ソニー社員時代に電子マネー「Edy」の開発に関わった経験を話した民主党衆議院議員の藤田憲彦氏(左)とツイッターを議員活動に生かしていることを紹介したみんなの党衆議院議員の柿沢未途氏
ソニー社員時代に電子マネー「Edy」の開発に関わった経験を話した民主党衆議院議員の藤田憲彦氏(左)とツイッターを議員活動に生かしていることを紹介したみんなの党衆議院議員の柿沢未途氏
 同じく民主党衆議院議員の藤田憲彦氏は、ソニー社員時代に開発にかかわった電子マネー「Edy」が登場するにあたり、法律の概念を拡張しなければならなかったという経験談を披露。それを踏まえて、公職選挙法が当初、ネット動画を想定していなかったという点に触れながら「ネット選挙を解禁するにあたり、公職選挙法の概念を拡張する必要がある」と見解を述べた。
 また、同氏はツイッターのような議論の場を設けることによって、市民が政策について議論することに好意的な考えを示し、民主党のユーストリーム(Ustream)を使った双方向ライブチャンネルによって、有権者と直接的な双方向のコミュニケーションなどを進めていることを紹介した。
 みんなの党衆議院議員の柿沢未途氏は初当選よりツイッターに9350人のフォロワーがいることを明かした。同氏は「初当選をして以来自分が国会に行って、見たこと聞いたことを発信しなければならない」という思いから、例えば、議会の進行が遅れている理由などを、実際に現場でツイッターを通じて発信するなどして、市民との対話に活用している旨を明らかにした。
 同シンポジウムでは、オープンガバメントというテーマで、第一線に携わっている人を招いて見識を述べ、意見を交換し合ったことに意義があると感じられた。またパネリストの参加者の口々から、こういった場を設けることの有意義さを聞くことができた。自由な討論の場として、次回以降も期待していきたい。

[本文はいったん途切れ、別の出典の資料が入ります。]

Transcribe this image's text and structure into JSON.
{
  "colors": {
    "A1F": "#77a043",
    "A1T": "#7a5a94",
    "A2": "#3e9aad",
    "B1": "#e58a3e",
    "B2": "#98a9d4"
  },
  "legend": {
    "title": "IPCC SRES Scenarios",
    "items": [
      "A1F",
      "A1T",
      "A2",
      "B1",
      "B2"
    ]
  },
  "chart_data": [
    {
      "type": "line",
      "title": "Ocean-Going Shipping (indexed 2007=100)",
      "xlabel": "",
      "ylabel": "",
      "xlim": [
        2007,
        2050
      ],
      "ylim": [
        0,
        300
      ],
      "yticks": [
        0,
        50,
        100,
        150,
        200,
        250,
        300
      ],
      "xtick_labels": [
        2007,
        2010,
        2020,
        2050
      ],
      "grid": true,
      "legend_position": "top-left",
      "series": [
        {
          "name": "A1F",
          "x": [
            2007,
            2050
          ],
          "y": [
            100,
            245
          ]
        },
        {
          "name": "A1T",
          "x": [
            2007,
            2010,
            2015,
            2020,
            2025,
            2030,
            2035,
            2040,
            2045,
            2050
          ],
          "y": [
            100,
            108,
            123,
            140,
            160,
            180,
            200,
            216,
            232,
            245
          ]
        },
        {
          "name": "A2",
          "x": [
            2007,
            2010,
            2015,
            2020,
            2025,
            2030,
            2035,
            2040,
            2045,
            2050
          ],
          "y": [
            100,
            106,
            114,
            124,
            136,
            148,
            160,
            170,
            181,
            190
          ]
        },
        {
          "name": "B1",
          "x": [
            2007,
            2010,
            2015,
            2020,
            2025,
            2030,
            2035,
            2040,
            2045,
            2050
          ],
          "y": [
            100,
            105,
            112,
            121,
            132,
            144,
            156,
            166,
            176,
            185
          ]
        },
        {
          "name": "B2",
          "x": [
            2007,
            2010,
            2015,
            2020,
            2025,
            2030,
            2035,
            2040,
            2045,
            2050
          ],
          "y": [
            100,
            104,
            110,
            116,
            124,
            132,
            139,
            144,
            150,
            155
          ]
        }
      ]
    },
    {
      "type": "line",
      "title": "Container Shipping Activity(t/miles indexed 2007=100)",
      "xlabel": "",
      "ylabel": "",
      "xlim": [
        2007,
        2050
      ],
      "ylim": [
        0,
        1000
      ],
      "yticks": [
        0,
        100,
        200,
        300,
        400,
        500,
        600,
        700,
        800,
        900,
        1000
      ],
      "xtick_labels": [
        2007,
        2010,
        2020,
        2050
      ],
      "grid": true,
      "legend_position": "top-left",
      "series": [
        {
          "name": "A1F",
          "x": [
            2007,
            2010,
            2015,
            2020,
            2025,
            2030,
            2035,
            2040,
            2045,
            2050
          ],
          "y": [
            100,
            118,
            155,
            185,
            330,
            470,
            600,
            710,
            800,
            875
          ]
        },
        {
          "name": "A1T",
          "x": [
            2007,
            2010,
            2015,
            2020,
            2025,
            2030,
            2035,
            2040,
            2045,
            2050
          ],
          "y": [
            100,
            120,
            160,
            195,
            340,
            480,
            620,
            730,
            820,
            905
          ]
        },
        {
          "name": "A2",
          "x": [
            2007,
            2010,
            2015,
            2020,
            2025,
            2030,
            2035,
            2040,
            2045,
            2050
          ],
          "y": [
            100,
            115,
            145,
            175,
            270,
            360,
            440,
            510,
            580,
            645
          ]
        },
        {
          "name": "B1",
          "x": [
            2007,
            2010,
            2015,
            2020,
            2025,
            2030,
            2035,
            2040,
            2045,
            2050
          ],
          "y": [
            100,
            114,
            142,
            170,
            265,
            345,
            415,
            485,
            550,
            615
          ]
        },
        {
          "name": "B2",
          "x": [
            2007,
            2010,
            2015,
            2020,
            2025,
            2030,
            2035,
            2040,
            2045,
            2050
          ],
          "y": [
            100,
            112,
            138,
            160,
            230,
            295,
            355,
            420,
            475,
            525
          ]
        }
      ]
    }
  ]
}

※この講演とセキュリティプラットフォームは一切関係ありません。




注釈

*:ユーストリーム(Ustream)
2007年3月に設立されたアメリカの動画共有サービス。ライブビデオストリーミングなどのプラットフォームを提供する様々なチャンネルネットワークで構成されている。動画視聴者とのチャット機能や、視聴者から投票を受け付ける機能などがある。